Welcher Auslöser das Momentum der übermächtig erscheinenden Tech-Giganten letztlich bricht, lässt sich nicht voraussagen. Bis heute ist auch unklar, wieso die Tech-Blase an der Nasdaq genau im März 2000 ihr Ende fand. Irgendwann war das Kursmomentum erschöpft, die Schwerkraft durch hohe Bewertungen zu gross, die Zinsen nach Jahren der geldpolitischen Straffung zu hoch und der Wirtschaftsboom erlahmt. Alles Umstände, die der heutigen Situation nicht unähnlich sehen.

Fazit für Investoren: Der Wachstumsschub und die Kursgewinne der Tech-Giganten über die letzten Jahre waren fantastisch. Gratulation allen Anlegern, die davon profitieren konnten. Wir waren nur am Rande mit ein paar kleineren Tech-Titeln und dem Sonderfall Apple dabei, für die sich ein gutes Value-Argument machen liess. Natürlich schwingt da bei der Kritik an den FANGs immer auch ein Hauch Enttäuschung über das Verpasste mit. Doch es geht letztlich immer um die Zukunft, nicht das Investieren mit dem Rückspiegel.
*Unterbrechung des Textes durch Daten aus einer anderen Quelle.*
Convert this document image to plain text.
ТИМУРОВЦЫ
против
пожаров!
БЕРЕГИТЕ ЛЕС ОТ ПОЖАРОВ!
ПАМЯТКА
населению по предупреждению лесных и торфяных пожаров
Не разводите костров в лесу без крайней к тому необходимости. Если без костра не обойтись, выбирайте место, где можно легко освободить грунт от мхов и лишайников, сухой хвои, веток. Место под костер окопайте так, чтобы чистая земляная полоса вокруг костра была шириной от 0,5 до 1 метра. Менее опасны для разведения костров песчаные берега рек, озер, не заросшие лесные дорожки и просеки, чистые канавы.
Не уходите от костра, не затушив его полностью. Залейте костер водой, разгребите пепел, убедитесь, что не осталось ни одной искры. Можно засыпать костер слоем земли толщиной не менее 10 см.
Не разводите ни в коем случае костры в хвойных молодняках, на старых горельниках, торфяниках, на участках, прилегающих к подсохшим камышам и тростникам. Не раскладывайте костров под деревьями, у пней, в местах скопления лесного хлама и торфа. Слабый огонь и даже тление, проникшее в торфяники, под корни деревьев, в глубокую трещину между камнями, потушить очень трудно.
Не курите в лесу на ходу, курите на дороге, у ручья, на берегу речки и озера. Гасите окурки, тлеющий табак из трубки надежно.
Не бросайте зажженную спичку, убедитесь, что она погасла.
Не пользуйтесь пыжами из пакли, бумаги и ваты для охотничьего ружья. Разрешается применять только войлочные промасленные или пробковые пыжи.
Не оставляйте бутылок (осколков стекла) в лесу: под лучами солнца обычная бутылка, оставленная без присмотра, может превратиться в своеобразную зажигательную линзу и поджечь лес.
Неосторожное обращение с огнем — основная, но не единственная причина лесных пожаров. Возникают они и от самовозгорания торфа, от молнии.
Wann genau die Trendwende kommt, kann niemand wissen. Doch ich denke, es gibt gute Argumente dafür, jetzt nicht mehr auf den fahrenden Zug aufzuspringen beziehungsweise bestehende Gewinne in diesen Titeln zu realisieren. Vorsicht ist zudem bei passiven Investments mit Gewichtung nach Marktkapitalisierung angebracht.